The cooperative leadership as put across by the author tends to bring creative people together. Thus, the group can deliver the task ahead with great efficiency. As a leader it is what is expected by the team members. A leader should creatively seek ideas and means to complete the task at hand. Also, according to my opinion, leadership should be energizing and motivating. Such point conforms to the author’s viewpoint about group leadership where a group is always motivated and remains focused on a particular goal.
Leadership exists when there is a leader and one or more followers. Such concept is also in lines with the writer’s view, when he explains the extraordinary leaders in great groups like Steve Jobs and Walt Disney. Leadership, according to me, should bring a behavior in the followers that are goal-oriented and purposeful. It is also what the author has written in the book.
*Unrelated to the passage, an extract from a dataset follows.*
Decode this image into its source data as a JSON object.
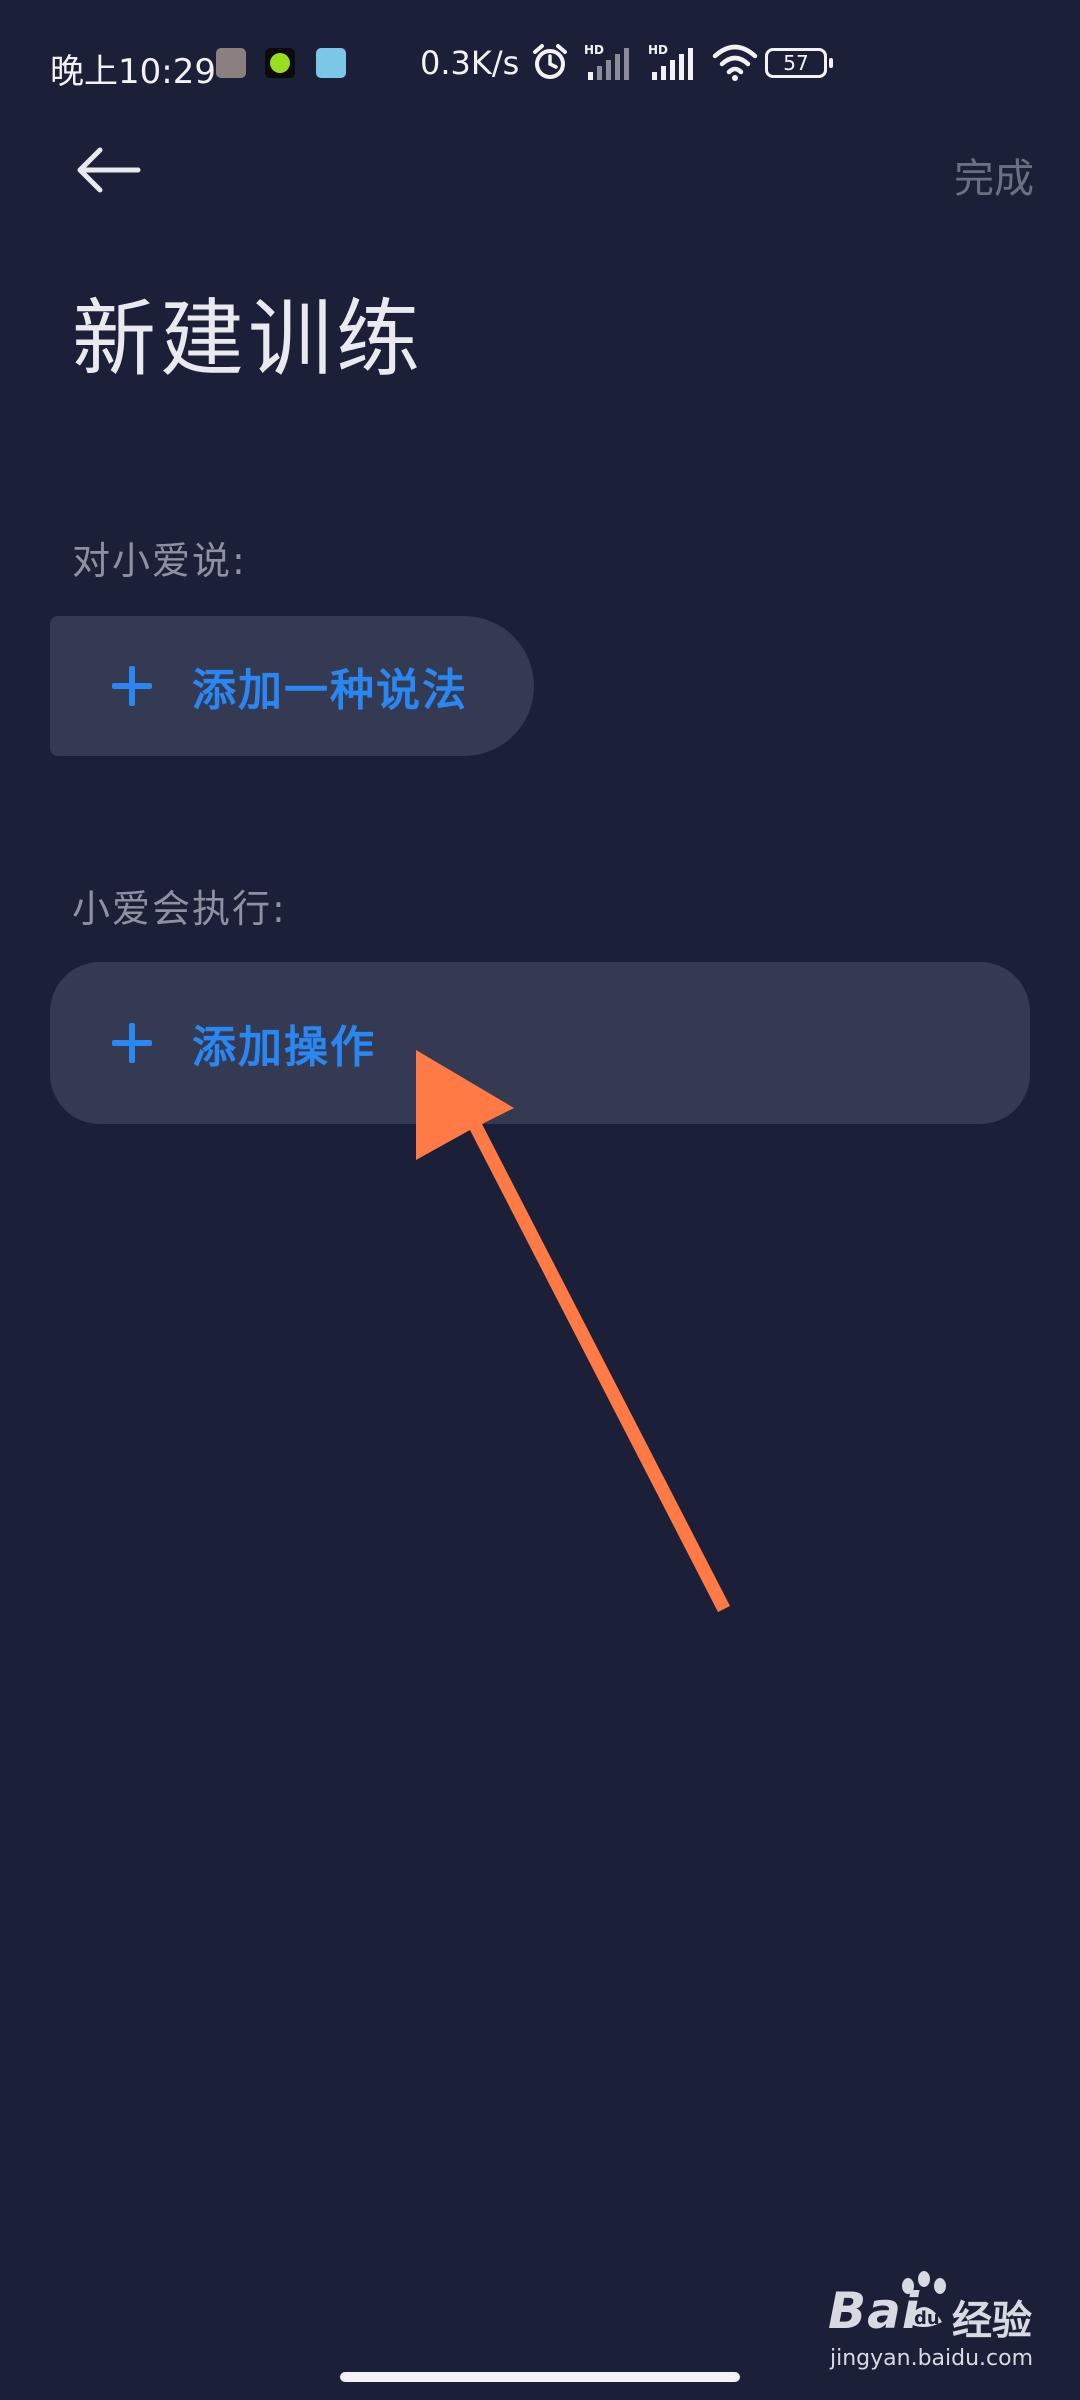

The seven examples given depict a group of people that formed an alliance to achieve a particular goal or mission.
The trait theory has some similarities as well as differences with the writer’s group theory. One of the similarities is that the trait theory has a leader with ambitious and goal-orientated trait. It is true with the author’s view in group leadership where those perceived as leaders in the groups had great goals, visions and ambitions. For example, Steve Jobs in the Apple when making the Mackintosh or Bob Taylor at PARC.
Another similarity is the cooperative trait in the trait theory as well as the group theory. For successful leadership, the leader must be able to foster cooperation among the members so that total participation is achieved among all members of the group. Alertness to the social environment is also another shared similarity between the trait leadership and the writer’s view. The book explains that even being gifted, one person has to consult others for some connections or solving some problems.
However, the trait leadership style contrasts with the author’s view on several issues. One, the trait theory views leadership to have a dominant leader who influences others, while the writer’s views are that, in a great group each member is allowed to work as they fit. The trait theory heavily relies on the individual traits, such as assertiveness, empathy and decision-making for effective leadership. For the group leadership such traits are not considered as most members are focused to a particular goal.